悩み多い日々の中で

最近つくづくと思うのは、人はそれぞれに生の苦しみや痛みを持っているということです。使徒パウロはただならぬ深い信仰経験を重ねた人ですが、その一つが<第三の天にまで引き上げられた>経験でした。パウロはそれをパラダイス『楽園の』の経験と言い変えています。楽園とは「人が口にするのを許されない、言い表し得ない言葉を耳にしたのだ」そうです(12:4)。きっとそれは我を忘れるような恍惚的な経験とでもいうようなものであったでしょう。

けれどそこでパウロは言葉を続けます。「あの啓示されたことがあまりにも素晴らしいから…そのために思い上がることがないようにと、私の身に一つのとげが与えられました。それは、思い上がらないように、わたしを痛みつけるためにサタンから送られた使いです。」
パウロには肉体の棘がありました。彼はそれを公表してはばかりません。学者はそれを<転換>とか<悪質な眼病>と想像します。パウロは人を驚かせるような深い宗教経験を語りながら、同時に、時に人がひたすらに隠す自分の弱さをあらわにします。そこにこそパウロの人間としての偉大さが光ります。

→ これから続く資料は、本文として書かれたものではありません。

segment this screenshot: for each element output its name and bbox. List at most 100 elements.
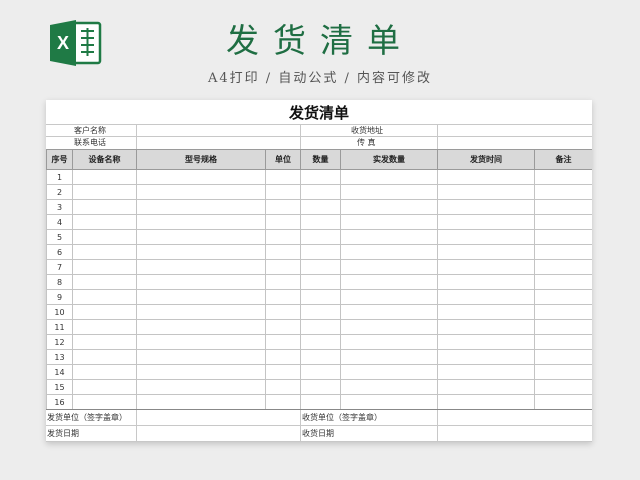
column-header: 数量 xyxy=(300,149,341,170)
row-number: 9 xyxy=(46,289,73,305)
table-row: 8 xyxy=(46,274,592,290)
table-cell xyxy=(136,349,266,365)
table-cell xyxy=(136,334,266,350)
table-cell xyxy=(437,334,535,350)
banner-subtitle: A4打印 / 自动公式 / 内容可修改 xyxy=(208,71,432,86)
row-number: 6 xyxy=(46,244,73,260)
table-cell xyxy=(72,274,137,290)
table-cell xyxy=(340,214,438,230)
table-cell xyxy=(437,229,535,245)
phone-label: 联系电话 xyxy=(74,138,106,147)
table-cell xyxy=(300,229,341,245)
table-cell xyxy=(534,394,592,410)
banner-title: 发货清单 xyxy=(226,21,414,60)
table-cell xyxy=(300,304,341,320)
row-number: 15 xyxy=(46,379,73,395)
table-cell xyxy=(136,379,266,395)
fax-label: 传 真 xyxy=(357,138,376,147)
table-cell xyxy=(437,244,535,260)
table-cell xyxy=(340,289,438,305)
table-cell xyxy=(340,259,438,275)
table-cell xyxy=(534,304,592,320)
table-cell xyxy=(72,394,137,410)
table-cell xyxy=(437,394,535,410)
table-cell xyxy=(265,319,301,335)
table-row: 10 xyxy=(46,304,592,320)
column-header: 单位 xyxy=(265,149,301,170)
table-cell xyxy=(265,229,301,245)
row-number: 7 xyxy=(46,259,73,275)
table-cell xyxy=(136,289,266,305)
table-cell xyxy=(300,319,341,335)
table-cell xyxy=(340,244,438,260)
table-cell xyxy=(340,184,438,200)
row-number: 8 xyxy=(46,274,73,290)
table-cell xyxy=(300,289,341,305)
table-cell xyxy=(136,184,266,200)
table-cell xyxy=(300,199,341,215)
table-cell xyxy=(340,304,438,320)
table-cell xyxy=(136,394,266,410)
table-cell xyxy=(437,274,535,290)
table-row: 3 xyxy=(46,199,592,215)
ship-address-label: 收货地址 xyxy=(351,126,383,135)
table-header-row: 序号 设备名称 型号规格 单位 数量 实发数量 发货时间 备注 xyxy=(46,149,592,170)
column-header: 型号规格 xyxy=(136,149,266,170)
ship-date-label: 发货日期 xyxy=(47,429,79,438)
table-cell xyxy=(534,199,592,215)
table-cell xyxy=(72,319,137,335)
table-cell xyxy=(136,364,266,380)
table-cell xyxy=(534,379,592,395)
row-number: 5 xyxy=(46,229,73,245)
table-cell xyxy=(534,319,592,335)
table-cell xyxy=(534,289,592,305)
table-cell xyxy=(534,334,592,350)
table-cell xyxy=(437,304,535,320)
table-cell xyxy=(340,379,438,395)
table-cell xyxy=(72,334,137,350)
row-number: 3 xyxy=(46,199,73,215)
table-cell xyxy=(72,304,137,320)
table-cell xyxy=(300,244,341,260)
table-cell xyxy=(265,259,301,275)
table-cell xyxy=(437,214,535,230)
table-cell xyxy=(437,289,535,305)
table-cell xyxy=(300,334,341,350)
table-cell xyxy=(72,289,137,305)
table-cell xyxy=(437,184,535,200)
table-cell xyxy=(300,274,341,290)
sheet-title: 发货清单 xyxy=(288,104,349,122)
table-row: 1 xyxy=(46,169,592,185)
table-cell xyxy=(534,349,592,365)
row-number: 2 xyxy=(46,184,73,200)
table-cell xyxy=(72,244,137,260)
table-cell xyxy=(437,379,535,395)
table-row: 6 xyxy=(46,244,592,260)
column-header: 备注 xyxy=(534,149,592,170)
table-cell xyxy=(300,349,341,365)
table-cell xyxy=(265,364,301,380)
table-cell xyxy=(300,259,341,275)
table-cell xyxy=(300,379,341,395)
table-cell xyxy=(265,199,301,215)
table-cell xyxy=(340,349,438,365)
table-cell xyxy=(265,349,301,365)
table-cell xyxy=(534,169,592,185)
table-row: 4 xyxy=(46,214,592,230)
table-cell xyxy=(340,334,438,350)
row-number: 4 xyxy=(46,214,73,230)
table-cell xyxy=(265,184,301,200)
receiver-unit-label: 收货单位（签字盖章） xyxy=(302,413,382,422)
table-cell xyxy=(534,244,592,260)
table-row: 2 xyxy=(46,184,592,200)
table-cell xyxy=(534,229,592,245)
table-row: 12 xyxy=(46,334,592,350)
row-number: 13 xyxy=(46,349,73,365)
table-cell xyxy=(265,244,301,260)
table-row: 16 xyxy=(46,394,592,410)
table-cell xyxy=(265,169,301,185)
table-cell xyxy=(437,199,535,215)
row-number: 14 xyxy=(46,364,73,380)
table-cell xyxy=(72,184,137,200)
table-cell xyxy=(136,229,266,245)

えてして平凡な人間が大きな宗教的な経験に導かれると、謙遜さを失うことがあります。けれどそれが本当に宗教経験ならパウロのように自らの弱さを語り得ることにつながります。「すると主は私の恵みはあなたに十分である。力は弱さの中でこそ、十分に発揮されるのだ。」(12:9)という深い告白が語られます。

しばしば宗教経験はそれを与えたのが神であることを忘れ自分の特別な持ち物のような人に誇り、そうでない人を下に見たり、「恍惚的になって異言を語らなければ、真の信仰者とは言えない」とする異言派の人々の言い方は、時に気になります。人間の本当の姿は弱さと醜さを、表面の美しさの中に秘めているものです。使徒パウロはとげが取り去られるように三度祈ったのです。<3度>とは文字通りの3ではなく、完全数としての3度。何度も、何度も祈ったということだそうです。でも神の答えは「すると主は私の恵みはあなたに十分である。力は弱さの中でこそ、十分に発揮されるのだ。」(12:9)ということでした。もしパウロが全く弱さを持たず、優秀な頭脳、抜群の行動力、教会史上最大の宣教者、そして健康そのものであったらあれほど人の心を打つ言葉を語り得なかったかもしれない。

神はパウロを弱点のない、欠点のない、完全な人間とはされませんでした。弱いままの彼、パウロ自身も、神の前には弱さを隠して強く見せる必要もありませんでした。私たちも、自らの弱さを神の前ではさらけ出して、弱さの中でこそ働いてくださる神の愛に安らいで、この信仰の道を歩んでゆけるのです。